On Thu, Jun 13, 2019 at 03:43:17PM +0200, Peter Zijlstra wrote:
> Hi,
>
> This all started when Andrea Parri found a 'surprising' behaviour for x86:
>
> http://lkml.kernel.org/r/20190418125412.GA10817@andrea
>
> Basically we fail for:
>
> *x = 1;
> atomic_inc(u);
> smp_mb__after_atomic();
> r0 = *y;
>
> Because, while the atomic_inc() implies memory order, it
> (surprisingly) does not provide a compiler barrier. This then allows
> the compiler to re-order like so:
>
> atomic_inc(u);
> *x = 1;
> smp_mb__after_atomic();
> r0 = *y;
>
> Which the CPU is then allowed to re-order (under TSO rules) like:
>
> atomic_inc(u);
> r0 = *y;
> *x = 1;
>
> And this very much was not intended.
>
> This had me audit all the (strong) architectures that had weak
> smp_mb__{before,after}_atomic: ia64, mips, sparc, s390, x86, xtensa.
>
> Of those, only x86 and mips were affected.

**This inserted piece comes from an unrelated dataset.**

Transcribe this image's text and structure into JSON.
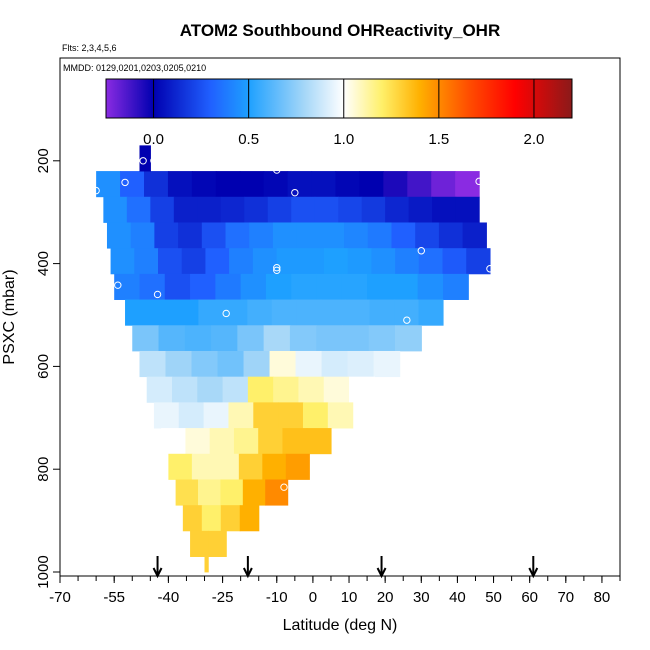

Looking at MIPS to solve this, led
> to the other MIPS patches.
>
> All these patches have been through 0day for quite a while.
>
> Paul, how do you want to route the MIPS bits?
Paul; afaict the MIPS patches still apply (ie. they've not made their
way into Linus' tree yet).
I thought you were going to take them?